Ouro: Tendência de Alta até 2026
Os preços do ouro alcançaram máximas recordes este ano, marcando seu melhor desempenho anual desde 1979. O metal precioso quebrou a barreira de R$ 4.500,00 por onça em 2025, com seu rally ganhando força histórica. Uma moeda americana mais fraca, incertezas políticas e a demanda de bancos centrais estão impulsionando uma mudança estrutural nos mercados de ouro.
O ouro deve permanecer forte por conta dos motores dessa alta serem estruturais, e não meramente reativos, segundo analistas. "Ouro não precisa de uma crise para subir em 2026. Ele simplesmente precisa que o mundo se comporte como tem se comportado até agora: dívida elevada, incertezas políticas, alianças frágeis e um dólar que já não domina como antes", escreveu Farah Mourad, analista de mercado da IG, uma plataforma de trading.

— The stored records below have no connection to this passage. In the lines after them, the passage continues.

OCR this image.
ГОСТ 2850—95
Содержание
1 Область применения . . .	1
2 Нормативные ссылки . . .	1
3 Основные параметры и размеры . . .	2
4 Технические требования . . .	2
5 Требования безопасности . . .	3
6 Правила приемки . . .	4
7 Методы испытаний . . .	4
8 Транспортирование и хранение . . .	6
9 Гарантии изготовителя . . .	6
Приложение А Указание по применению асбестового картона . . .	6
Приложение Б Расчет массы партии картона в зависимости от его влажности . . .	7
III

"Nesse ambiente, o ouro não persegue o medo — ele o absorve", acrescentou Mourad.
A IG não forneceu uma previsão de preços, mas observou que grandes bancos esperam que o ouro seja negociado na faixa de R$ 4.500 a R$ 4.700 por onça no próximo ano, com potencial de alta em direção aos R$ 5.000, se as condições macroeconômicas persistirem.
A política monetária pode fornecer suporte adicional. Com a inflação mostrando uma resistência e o crescimento de maneira desigual, os mercados esperam cada vez mais que as taxas de juros diminuam ao longo do tempo. Isso é importante para o ouro, que tende a ter um desempenho melhor quando os rendimentos reais caem e o custo de oportunidade de manter ativos que não geram retornos diminui.
Entretanto, há riscos. Uma recuperação mais forte do que o esperado no dólar americano ou um retorno sustentado ao sentimento de risco pode desacelerar o avanço do ouro. No entanto, a posição dos investidores em ouro continua relativamente equilibrada em comparação com picos anteriores, sugerindo que a negociação ainda não está superlotada, conforme observou Mourad.
Essa perspectiva alinha-se com as previsões de grandes bancos. "Esperamos que os preços do ouro atinjam mais máximas em 2026", escreveu Ewa Manthey, estrategista de commodities do ING, no início deste mês.
Fatores que podem estender a alta do ouro incluem a provável escolha do presidente Donald Trump para um novo presidente do Fed, que esteja inclinado a buscar taxas de juros mais baixas. Ela acrescentou que o ouro provavelmente encontrará suporte em correções.
"Esperamos que a desvalorização seja limitada, pois qualquer fraqueza provavelmente atrairá um interesse renovado tanto de compradores de varejo quanto institucionais", acrescentou Manthey.
Por fim, o gigante de Wall Street Goldman Sachs prevê que os preços do ouro possam subir para R$ 4.900 por onça até dezembro de 2026.
A alta do ouro este ano contribuiu para ganhos em outros metais preciosos também. Os preços à vista da prata também atingiram máximas históricas este ano, sendo negociados cerca de 147% mais altos em relação ao ano anterior, em torno de R$ 72 por onça.
Enquanto isso, o platina à vista também alcançou um recorde histórico e está subindo cerca de 159% este ano, sendo negociado em torno de R$ 2.342 por onça.